Neuer Maßnahmenkatalog zur Coronabekämpfung – betriebliche Umsetzung

Neuer Maßnahmenkatalog zur Coronabekämpfung – betriebliche Umsetzung

Wir informieren Sie nachfolgend über die Änderungen des Infektionsschutzgesetzes (IfSG) und weiterer Gesetze anlässlich der Aufhebung der epidemischen Lage von nationaler Tragweite. Die Änderungen treten voraussichtlich am 24.11.2021 in Kraft.

3G am Arbeitsplatz

Mit einer Neufassung des § 28b Abs. 1 IfSG wird eine 3G-Regel für den Arbeitsplatz eingeführt. Danach dürfen Arbeitgeber und Beschäftigte Arbeitsstätten, in denen physische Kontakte nicht ausgeschlossen werden können, nur betreten, wenn sie geimpft, genesen oder getestet sind und den entsprechenden Nachweis mit sich führen, zur Kontrolle verfügbar halten oder bei dem Arbeitgeber hinterlegt haben. Die Möglichkeit physischer Kontakte liegt vor, wenn in der Arbeitsstätte ein Zusammentreffen mit anderen Personen nicht ausgeschlossen werden kann, auch wenn es zu keinem direkten Körperkontakt kommt. Ein Betreten der Arbeitsstätte ist erlaubt, um unmittelbar vor der Arbeitsaufnahme ein Test- oder Impfangebot des Arbeitgebers wahrzunehmen.

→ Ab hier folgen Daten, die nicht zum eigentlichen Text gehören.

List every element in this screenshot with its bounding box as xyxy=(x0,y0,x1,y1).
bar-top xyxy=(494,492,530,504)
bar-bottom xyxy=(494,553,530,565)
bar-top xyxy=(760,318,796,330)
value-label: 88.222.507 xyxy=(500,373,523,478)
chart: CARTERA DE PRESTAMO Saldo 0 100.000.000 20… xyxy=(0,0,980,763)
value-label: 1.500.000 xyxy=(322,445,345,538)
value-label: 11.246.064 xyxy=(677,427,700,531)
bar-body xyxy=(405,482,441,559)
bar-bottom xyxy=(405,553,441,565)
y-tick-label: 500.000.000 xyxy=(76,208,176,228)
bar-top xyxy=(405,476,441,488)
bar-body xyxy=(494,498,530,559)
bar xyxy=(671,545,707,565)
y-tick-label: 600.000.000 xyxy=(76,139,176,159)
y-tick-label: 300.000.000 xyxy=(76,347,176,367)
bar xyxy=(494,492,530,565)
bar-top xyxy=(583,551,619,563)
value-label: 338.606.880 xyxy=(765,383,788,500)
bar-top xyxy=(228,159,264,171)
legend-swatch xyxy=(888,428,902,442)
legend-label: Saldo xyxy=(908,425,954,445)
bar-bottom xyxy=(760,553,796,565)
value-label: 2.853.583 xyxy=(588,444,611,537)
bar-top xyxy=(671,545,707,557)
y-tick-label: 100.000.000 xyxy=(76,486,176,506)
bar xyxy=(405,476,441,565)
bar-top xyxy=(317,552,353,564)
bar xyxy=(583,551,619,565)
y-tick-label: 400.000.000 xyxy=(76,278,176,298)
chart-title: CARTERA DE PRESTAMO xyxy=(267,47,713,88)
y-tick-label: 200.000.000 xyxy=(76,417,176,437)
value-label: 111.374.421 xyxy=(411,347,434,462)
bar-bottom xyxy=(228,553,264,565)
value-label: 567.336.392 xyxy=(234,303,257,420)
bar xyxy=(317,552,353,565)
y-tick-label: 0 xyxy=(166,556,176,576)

Arbeitgeber sind verpflichtet, die Einhaltung der Verpflichtungen durch Nachweiskontrollen täglich zu überwachen und regelmäßig zu dokumentieren. Arbeitgeber und Beschäftigte sind verpflichtet, einen entsprechenden Nachweis auf Verlangen vorzulegen. Soweit es für die Überwachungs- und Dokumentationspflicht erforderlich ist, dürfen Arbeitgeber zu diesem Zweck personenbezogene Daten sowie Daten zum Impf-, Sero- und Teststatus in Bezug auf die Coronavirus-Krankheit verarbeiten. Auf den Ablauf von Impfzertifikaten bzw. des 6-Monats-Zeitraumes für Genesene ist zu achten. Ein ausdrückliches Fragerecht des Arbeitgebers zum Impfstatus des Arbeitnehmers kann aus dem Recht zur Datenverarbeitung jedoch nicht abgeleitet werden. Betriebliche Testangebote, die sich aus der SARS-CoV-Arbeitsschutzverordnung oder anderen Rechtsnormen ergeben, können genutzt werden, wenn diese durch beauftragte Dritte durchgeführt und bescheinigt oder unter Aufsicht im Betrieb durchgeführt und dokumentiert werden. Der Arbeitgeber kann geeignete Beschäftigte oder Dritte mit der Beaufsichtigung und Dokumentation beauftragen. Die aufsichtführenden Personen müssen überprüfen, ob die jeweiligen Probanden das Testverfahren ordnungsgemäß entsprechend der Gebrauchsanordnung des verwendeten Tests durchführen. Sie müssen hierzu entsprechend unterwiesen werden. Die Unterweisung soll auch auf die für die Testung unter Aufsicht erforderlichen Infektionsschutzmaßnahmen für alle Beteiligten eingehen. Name, Vorname von Aufsichtsführenden und Probanden sowie Datum und Uhrzeit der Probenahme sind in einer Tabelle – ggf. auch digital – zu dokumentieren.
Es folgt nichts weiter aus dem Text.